The pupil's responsibility for making out a reasonable case
II. The distinctively rational phase of reflective inquiry consists, as we have already seen, in the elaboration of an idea, or working hypothesis, through conjoint comparison and contrast, terminating in definition or formulation. (i) So far as the recitation is concerned, the primary requirement is that the student be held responsible for working out mentally every suggested principle so as to show what he means by it, how it bears upon the facts at hand, and how the facts bear upon it. Unless the pupil is made responsible for developing on his own account the reasonableness of the guess he puts forth, the recitation counts for practically nothing in the training of reasoning power. A clever teacher easily acquires great skill in dropping out the inept and senseless contributions of pupils, and in selecting and emphasizing those in line with the result he wishes to reach. But this method (sometimes called "suggestive questioning") relieves the pupils of intellectual responsibility, save for acrobatic agility in following the teacher's lead.
The necessity for mental leisure
(ii) The working over of a vague and more or less casual idea into coherent and definite form is impossible without a pause, without freedom from distraction. We say "Stop and think"; well, all reflection involves, at some point, stopping external observations and reactions so that an idea may mature. Meditation, withdrawal or abstraction from clamorous assailants of the senses and from demands for overt action, is as necessary at the reasoning stage, as are observation and experiment at other periods. The metaphors of digestion and assimilation, that so readily occur to mind in connection with rational elaboration, are highly instructive. A silent, uninterrupted working-over of considerations by comparing and weighing alternative suggestions, is indispensable for the development of coherent and compact conclusions. Reasoning is no more akin to disputing or arguing, or to the abrupt seizing and dropping of suggestions, than digestion is to a noisy champing of the jaws. The teacher must secure opportunity for leisurely mental digestion.
A typical central object necessary
(iii) In the process of comparison, the teacher must avert the distraction that ensues from putting before the mind a number of facts on the same level of importance.
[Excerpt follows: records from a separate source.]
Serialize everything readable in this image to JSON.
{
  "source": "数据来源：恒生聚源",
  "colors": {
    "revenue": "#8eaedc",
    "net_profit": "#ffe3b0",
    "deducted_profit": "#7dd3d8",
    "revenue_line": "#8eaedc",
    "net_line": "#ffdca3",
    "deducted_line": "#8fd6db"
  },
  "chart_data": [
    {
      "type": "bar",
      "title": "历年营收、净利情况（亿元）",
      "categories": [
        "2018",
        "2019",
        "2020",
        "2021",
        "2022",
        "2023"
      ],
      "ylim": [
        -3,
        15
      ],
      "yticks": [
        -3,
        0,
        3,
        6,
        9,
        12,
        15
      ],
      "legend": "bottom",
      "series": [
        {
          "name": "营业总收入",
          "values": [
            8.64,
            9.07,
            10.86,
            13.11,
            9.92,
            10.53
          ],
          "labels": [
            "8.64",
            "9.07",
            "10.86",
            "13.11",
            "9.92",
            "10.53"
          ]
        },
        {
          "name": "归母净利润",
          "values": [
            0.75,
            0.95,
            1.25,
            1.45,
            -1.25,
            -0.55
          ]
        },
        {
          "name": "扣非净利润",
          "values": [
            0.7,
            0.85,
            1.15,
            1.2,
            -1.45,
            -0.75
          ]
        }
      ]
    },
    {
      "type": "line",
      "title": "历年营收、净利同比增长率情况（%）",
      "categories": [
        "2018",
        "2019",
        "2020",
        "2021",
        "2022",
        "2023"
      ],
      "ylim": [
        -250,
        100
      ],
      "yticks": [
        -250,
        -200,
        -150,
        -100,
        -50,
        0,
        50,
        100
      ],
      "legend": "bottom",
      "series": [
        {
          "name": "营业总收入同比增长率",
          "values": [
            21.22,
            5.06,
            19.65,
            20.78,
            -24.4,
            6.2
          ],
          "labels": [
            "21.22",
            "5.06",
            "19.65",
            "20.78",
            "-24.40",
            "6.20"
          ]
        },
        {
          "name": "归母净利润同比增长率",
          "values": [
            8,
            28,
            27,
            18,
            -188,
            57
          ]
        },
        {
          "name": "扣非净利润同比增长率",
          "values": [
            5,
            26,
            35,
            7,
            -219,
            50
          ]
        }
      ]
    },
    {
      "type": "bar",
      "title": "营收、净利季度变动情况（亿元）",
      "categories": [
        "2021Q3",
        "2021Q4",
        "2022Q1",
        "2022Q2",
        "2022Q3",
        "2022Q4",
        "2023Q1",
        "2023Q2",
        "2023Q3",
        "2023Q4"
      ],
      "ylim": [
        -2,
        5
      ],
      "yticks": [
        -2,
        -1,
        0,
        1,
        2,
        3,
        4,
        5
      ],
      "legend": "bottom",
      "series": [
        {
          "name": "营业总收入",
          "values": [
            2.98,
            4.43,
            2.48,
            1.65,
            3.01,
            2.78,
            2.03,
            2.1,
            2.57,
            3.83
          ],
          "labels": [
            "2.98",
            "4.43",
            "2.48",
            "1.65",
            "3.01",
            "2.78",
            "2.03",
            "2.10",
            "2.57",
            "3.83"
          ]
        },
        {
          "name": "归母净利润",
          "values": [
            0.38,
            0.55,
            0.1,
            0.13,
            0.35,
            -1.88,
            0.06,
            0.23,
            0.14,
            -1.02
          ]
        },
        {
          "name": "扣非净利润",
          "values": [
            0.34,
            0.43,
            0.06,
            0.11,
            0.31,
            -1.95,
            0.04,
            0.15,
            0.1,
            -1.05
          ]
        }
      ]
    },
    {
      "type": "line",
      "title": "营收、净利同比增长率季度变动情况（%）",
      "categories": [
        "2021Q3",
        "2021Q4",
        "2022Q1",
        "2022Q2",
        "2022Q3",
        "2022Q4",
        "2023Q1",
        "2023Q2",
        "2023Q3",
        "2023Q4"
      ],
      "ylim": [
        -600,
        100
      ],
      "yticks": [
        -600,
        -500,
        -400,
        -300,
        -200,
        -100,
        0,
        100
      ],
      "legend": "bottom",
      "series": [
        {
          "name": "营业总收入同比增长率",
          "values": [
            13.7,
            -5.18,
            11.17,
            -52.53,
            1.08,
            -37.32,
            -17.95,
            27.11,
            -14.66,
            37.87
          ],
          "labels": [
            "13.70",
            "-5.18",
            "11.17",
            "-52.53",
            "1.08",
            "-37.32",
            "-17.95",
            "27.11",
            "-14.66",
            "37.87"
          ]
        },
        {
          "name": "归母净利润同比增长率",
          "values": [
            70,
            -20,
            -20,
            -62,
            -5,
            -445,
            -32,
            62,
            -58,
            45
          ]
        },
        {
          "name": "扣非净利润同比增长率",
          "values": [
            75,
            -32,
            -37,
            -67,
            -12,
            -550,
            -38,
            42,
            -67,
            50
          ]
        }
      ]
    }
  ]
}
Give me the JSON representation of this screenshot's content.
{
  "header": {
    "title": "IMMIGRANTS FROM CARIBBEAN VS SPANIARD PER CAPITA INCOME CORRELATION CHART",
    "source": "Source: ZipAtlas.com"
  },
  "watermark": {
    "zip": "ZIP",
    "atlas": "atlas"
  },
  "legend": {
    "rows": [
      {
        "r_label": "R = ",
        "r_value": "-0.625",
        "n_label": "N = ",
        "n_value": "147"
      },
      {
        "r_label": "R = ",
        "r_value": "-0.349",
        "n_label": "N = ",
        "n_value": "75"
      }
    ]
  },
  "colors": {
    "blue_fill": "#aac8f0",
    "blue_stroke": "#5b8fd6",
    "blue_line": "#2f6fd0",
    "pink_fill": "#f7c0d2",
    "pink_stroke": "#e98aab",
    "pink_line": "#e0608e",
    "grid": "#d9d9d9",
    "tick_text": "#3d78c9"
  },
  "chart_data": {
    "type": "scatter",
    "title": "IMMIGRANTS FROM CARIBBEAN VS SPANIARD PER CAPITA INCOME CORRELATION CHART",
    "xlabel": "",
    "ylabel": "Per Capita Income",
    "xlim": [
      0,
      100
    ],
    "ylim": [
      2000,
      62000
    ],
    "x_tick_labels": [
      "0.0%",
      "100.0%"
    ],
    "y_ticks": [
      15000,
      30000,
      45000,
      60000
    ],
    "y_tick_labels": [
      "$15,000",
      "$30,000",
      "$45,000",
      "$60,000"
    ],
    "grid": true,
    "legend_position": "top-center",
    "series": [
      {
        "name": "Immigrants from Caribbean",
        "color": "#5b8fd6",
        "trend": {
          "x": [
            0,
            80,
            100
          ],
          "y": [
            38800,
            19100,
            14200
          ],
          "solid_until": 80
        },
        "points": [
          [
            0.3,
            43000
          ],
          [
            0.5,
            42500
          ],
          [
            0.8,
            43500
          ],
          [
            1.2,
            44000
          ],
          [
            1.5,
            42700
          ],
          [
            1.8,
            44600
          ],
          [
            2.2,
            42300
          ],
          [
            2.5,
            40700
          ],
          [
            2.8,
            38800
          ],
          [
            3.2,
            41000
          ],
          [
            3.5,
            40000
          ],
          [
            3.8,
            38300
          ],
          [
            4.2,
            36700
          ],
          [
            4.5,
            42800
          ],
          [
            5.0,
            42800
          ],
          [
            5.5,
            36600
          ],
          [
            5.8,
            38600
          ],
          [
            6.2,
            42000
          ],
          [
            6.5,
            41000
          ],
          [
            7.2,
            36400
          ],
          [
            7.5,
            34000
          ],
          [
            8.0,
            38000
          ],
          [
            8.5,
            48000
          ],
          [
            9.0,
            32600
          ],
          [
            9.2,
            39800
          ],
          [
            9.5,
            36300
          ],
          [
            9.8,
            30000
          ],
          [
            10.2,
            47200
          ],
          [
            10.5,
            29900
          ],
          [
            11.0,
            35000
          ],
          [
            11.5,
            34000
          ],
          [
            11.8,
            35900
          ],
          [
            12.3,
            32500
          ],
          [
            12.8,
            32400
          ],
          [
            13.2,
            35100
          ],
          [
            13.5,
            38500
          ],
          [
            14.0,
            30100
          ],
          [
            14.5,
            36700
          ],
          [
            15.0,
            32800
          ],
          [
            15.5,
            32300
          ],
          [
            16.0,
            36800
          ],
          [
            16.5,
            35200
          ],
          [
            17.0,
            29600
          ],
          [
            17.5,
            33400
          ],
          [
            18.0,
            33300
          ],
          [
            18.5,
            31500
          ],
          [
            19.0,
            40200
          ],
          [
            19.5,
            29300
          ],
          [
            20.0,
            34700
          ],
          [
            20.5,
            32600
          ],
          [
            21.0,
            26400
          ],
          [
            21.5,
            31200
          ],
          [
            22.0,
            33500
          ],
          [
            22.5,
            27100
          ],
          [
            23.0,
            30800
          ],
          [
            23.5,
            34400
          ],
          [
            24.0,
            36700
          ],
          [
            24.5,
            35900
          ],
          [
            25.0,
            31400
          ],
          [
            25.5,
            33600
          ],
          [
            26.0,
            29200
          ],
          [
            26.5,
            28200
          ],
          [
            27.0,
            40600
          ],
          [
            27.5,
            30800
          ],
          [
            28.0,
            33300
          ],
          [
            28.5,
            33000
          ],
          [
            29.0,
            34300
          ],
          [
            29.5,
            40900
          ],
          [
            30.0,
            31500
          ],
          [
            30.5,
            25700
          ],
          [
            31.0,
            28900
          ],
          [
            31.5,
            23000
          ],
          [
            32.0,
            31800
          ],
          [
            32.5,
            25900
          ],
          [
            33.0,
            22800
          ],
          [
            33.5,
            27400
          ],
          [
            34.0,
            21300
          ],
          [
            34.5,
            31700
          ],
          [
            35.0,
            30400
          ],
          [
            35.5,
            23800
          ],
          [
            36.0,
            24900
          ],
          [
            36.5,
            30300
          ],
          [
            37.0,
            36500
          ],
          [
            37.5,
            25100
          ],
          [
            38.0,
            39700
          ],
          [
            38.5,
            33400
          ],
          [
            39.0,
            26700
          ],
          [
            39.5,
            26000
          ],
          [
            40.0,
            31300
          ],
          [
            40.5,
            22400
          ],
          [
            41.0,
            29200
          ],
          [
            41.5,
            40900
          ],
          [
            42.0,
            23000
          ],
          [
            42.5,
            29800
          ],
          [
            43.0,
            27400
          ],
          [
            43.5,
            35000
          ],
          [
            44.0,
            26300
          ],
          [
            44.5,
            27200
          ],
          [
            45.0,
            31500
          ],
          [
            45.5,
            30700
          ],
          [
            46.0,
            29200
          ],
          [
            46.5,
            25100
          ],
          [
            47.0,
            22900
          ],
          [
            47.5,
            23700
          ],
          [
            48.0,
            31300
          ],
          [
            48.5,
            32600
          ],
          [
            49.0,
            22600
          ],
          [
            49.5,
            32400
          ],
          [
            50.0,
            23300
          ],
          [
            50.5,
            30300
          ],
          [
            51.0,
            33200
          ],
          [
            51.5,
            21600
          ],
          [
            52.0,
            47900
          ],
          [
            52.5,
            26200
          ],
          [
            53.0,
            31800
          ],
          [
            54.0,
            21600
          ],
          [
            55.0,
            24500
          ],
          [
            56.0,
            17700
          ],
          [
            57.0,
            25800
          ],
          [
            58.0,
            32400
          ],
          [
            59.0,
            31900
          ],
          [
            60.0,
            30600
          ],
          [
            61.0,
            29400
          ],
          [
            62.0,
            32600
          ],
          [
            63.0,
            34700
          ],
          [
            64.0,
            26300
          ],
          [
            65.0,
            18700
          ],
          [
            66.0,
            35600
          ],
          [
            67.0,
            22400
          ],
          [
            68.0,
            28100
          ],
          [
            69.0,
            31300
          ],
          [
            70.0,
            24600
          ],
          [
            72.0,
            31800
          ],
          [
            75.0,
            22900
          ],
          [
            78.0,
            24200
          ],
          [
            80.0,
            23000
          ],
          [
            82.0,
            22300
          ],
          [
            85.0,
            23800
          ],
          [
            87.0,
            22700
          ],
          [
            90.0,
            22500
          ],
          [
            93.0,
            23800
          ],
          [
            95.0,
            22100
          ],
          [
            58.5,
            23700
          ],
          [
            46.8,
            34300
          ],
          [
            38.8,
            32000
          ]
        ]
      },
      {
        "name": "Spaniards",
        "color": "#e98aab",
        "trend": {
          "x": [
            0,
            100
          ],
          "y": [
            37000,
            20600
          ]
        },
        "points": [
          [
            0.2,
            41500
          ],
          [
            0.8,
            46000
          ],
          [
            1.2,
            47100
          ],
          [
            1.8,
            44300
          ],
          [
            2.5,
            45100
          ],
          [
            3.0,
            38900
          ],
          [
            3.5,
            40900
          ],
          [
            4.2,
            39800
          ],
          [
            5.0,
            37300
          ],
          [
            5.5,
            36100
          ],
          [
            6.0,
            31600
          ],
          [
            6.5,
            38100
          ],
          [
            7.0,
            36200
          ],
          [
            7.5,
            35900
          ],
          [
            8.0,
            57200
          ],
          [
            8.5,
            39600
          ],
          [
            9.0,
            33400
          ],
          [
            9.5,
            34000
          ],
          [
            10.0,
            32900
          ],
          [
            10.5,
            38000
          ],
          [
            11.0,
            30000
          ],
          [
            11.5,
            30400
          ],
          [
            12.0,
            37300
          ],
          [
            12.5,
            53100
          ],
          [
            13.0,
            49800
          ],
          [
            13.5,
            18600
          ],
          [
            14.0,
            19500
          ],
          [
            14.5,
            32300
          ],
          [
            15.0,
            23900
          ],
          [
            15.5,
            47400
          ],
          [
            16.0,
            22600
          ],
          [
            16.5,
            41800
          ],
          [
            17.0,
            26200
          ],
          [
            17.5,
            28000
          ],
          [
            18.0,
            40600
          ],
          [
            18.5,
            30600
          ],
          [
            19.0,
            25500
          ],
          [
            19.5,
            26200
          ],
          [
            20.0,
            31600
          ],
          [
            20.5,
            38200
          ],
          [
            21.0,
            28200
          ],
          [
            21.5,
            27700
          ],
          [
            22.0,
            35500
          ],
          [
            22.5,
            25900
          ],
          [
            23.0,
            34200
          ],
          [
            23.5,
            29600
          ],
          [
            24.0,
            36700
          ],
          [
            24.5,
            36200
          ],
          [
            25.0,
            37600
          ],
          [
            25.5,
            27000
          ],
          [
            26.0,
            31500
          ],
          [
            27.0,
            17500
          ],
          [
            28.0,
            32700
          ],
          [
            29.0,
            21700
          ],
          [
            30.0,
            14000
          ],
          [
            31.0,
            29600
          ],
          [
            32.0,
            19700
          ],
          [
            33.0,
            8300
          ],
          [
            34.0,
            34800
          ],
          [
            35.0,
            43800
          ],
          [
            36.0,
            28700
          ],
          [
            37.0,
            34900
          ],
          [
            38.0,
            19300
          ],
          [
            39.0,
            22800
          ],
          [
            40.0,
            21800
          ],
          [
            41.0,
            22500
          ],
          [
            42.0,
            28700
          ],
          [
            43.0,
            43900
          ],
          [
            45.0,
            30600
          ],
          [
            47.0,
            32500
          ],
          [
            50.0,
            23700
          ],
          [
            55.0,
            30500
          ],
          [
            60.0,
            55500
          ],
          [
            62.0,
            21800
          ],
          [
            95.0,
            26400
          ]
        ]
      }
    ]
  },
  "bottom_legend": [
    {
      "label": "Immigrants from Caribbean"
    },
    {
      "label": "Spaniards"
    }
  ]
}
Since attention is selective, some one object normally claims thought and furnishes the center of departure and reference. This fact is fatal to the success of the pedagogical methods that endeavor to conduct comparison on the basis of putting before the mind a row of objects of equal importance. In comparing, the mind does not naturally begin with objects a, b, c, d, and try to find the respect in which they agree. It begins with a single object or situation more or less vague and inchoate in meaning, and makes excursions to other objects in order to render understanding of the central object consistent and clear. The mere multiplication of objects of comparison is adverse to successful reasoning. Each fact brought within the field of comparison should clear up some obscure feature or extend some fragmentary trait of the primary object.
Importance of types
In short, pains should be taken to see that the object on which thought centers is typical: material being typical when, although individual or specific, it is such as readily and fruitfully suggests the principles of an entire class of facts. No sane person begins to think about rivers wholesale or at large. He begins with the one river that has presented some puzzling trait. Then he studies other rivers to get light upon the baffling features of this one, and at the same time he employs the characteristic traits of his original object to reduce to order the multifarious details that appear in connection with other rivers. This working back and forth preserves unity of meaning, while protecting it from monotony and narrowness. Contrast, unlikeness, throws significant features into relief, and these become instruments for binding together into an organized or coherent meaning dissimilar characters. The mind is defended against the deadening influence of many isolated particulars and also against the barrenness of a merely formal principle. Particular cases and properties supply emphasis and concreteness; general principles convert the particulars into a single system.